An incomplete reaction of 12.125 g of propane proceeds as follows:

3 C3H8(g) + 14 O2(g) → 8 CO2(g) + 12 H2O(g) + C(s)

How many grams of solid carbon residue are produced as a product?

So, C3H8

C=3(12.01)=36.03 g/mol.
H=8(1.01) = 8.08 g/mol.
= 44.11 g/mol.

Therefore, 12.125 g C3H8 x (1 mol. C3H8/44.11g C3H8) = 0.2749 mol C3H8

Then, 0.2749 mol. C3H8 x (1 mol. C/3 mol. C3H8) = 0.09163 mol C

So, 0.09163 mol. C x (12.01 g C/ 1 mol. C) = 1.101 g C?

 

[epenguin]

An incomplete reaction of 12.125 g of propane proceeds as follows:

3 C3H8(g) + 14 O2(g) → 8 CO2(g) + 12 H2O(g) + C(s)

How many grams of solid carbon residue are produced as a product?

So, C3H8

C=3(12.01)=36.03 g/mol.
H=8(1.01) = 8.08 g/mol.
= 44.11 g/mol.

Therefore, 12.125 g C3H8 x (1 mol.

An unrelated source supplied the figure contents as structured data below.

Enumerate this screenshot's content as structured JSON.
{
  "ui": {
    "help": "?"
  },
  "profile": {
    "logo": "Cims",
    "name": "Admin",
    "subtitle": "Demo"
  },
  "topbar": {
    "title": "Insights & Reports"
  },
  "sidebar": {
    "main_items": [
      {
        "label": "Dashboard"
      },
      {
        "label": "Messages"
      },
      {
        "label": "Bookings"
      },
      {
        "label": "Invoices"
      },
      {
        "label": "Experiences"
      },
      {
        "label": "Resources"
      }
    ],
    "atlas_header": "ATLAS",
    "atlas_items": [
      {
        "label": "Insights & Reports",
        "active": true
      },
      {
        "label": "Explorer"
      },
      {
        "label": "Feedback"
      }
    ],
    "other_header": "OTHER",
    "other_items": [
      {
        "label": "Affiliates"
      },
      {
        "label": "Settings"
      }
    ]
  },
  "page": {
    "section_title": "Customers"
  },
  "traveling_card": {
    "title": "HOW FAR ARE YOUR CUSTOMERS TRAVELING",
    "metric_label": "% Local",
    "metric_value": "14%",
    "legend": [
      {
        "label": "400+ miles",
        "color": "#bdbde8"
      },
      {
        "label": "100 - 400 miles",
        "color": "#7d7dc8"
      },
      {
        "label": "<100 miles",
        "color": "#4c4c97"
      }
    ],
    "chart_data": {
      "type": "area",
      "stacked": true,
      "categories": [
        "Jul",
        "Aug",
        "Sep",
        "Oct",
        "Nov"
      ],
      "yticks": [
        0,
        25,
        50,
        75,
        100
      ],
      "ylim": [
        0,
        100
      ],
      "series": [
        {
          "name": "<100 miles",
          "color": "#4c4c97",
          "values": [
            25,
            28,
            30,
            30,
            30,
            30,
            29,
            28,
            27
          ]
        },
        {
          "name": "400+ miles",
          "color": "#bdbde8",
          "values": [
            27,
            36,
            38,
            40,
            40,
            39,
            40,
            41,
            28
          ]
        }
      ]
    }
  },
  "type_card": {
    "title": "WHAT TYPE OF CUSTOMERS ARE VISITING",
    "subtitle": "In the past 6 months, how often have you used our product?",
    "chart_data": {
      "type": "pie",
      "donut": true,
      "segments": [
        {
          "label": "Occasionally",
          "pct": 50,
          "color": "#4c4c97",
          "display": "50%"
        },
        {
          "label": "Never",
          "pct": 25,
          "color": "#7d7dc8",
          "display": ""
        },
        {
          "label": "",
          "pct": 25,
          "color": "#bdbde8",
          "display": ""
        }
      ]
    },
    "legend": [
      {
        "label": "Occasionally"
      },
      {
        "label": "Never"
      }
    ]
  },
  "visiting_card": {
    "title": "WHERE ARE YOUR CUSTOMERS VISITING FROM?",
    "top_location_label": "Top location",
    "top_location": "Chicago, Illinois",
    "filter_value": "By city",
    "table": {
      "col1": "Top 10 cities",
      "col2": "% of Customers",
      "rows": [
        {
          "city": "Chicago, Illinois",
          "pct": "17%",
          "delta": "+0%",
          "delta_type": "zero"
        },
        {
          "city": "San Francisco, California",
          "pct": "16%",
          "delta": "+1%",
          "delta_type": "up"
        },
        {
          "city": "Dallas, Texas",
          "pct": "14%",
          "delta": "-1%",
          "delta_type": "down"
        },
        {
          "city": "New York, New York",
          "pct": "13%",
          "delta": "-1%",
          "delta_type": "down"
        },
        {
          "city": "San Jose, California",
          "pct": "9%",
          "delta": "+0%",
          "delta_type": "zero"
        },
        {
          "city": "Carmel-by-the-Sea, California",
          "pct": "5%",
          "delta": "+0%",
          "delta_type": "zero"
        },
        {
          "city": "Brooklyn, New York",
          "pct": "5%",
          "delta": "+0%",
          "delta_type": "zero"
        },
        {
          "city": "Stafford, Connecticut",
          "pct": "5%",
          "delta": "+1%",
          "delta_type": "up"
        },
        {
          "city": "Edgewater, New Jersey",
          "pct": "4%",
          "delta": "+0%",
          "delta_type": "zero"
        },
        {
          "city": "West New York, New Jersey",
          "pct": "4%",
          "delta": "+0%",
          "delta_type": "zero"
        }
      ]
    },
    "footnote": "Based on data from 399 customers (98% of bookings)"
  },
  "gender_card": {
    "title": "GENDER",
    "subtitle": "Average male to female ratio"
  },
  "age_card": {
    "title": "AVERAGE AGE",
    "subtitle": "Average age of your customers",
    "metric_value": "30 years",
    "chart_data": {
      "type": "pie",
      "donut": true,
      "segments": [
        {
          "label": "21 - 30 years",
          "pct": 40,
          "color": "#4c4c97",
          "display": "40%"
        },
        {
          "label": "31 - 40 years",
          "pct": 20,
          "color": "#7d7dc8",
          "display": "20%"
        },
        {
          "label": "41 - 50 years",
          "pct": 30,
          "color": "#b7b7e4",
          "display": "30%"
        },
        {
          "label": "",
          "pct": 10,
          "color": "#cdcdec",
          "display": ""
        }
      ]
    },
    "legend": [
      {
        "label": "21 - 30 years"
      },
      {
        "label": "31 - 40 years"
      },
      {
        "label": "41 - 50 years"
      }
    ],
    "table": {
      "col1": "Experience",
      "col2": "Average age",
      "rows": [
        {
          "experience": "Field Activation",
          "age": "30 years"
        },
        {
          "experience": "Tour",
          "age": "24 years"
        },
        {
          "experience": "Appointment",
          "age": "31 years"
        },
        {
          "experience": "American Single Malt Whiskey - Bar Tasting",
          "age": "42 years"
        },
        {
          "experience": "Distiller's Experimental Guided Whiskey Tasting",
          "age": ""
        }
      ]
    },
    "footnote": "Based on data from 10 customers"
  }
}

C3H8/44.11g C3H8) = 0.2749 mol C3H8

Then, 0.2749 mol. C3H8 x (1 mol. C/3 mol. C3H8) = 0.09163 mol C

So, 0.09163 mol. C x (12.01 g C/ 1 mol. C) = 1.101 g C?

I get the same answer as you but couldn't follow your argument and suggest you won't be able to if you come back to it after 6 months. If people can't trace a simple logical process, you won't get the credit if you make a mistake, nor will you so easily detect a mistake.

I would just set it out 3 moles propane gives 1 mole C;

Therefore (multiplying by molecular masses) so many g propane gives so many g C

Therefore (simple proportions) the stated number of propane gives so many g C

 

[KYJelly]

Thanks epenguin! I'll definitely revamp my form.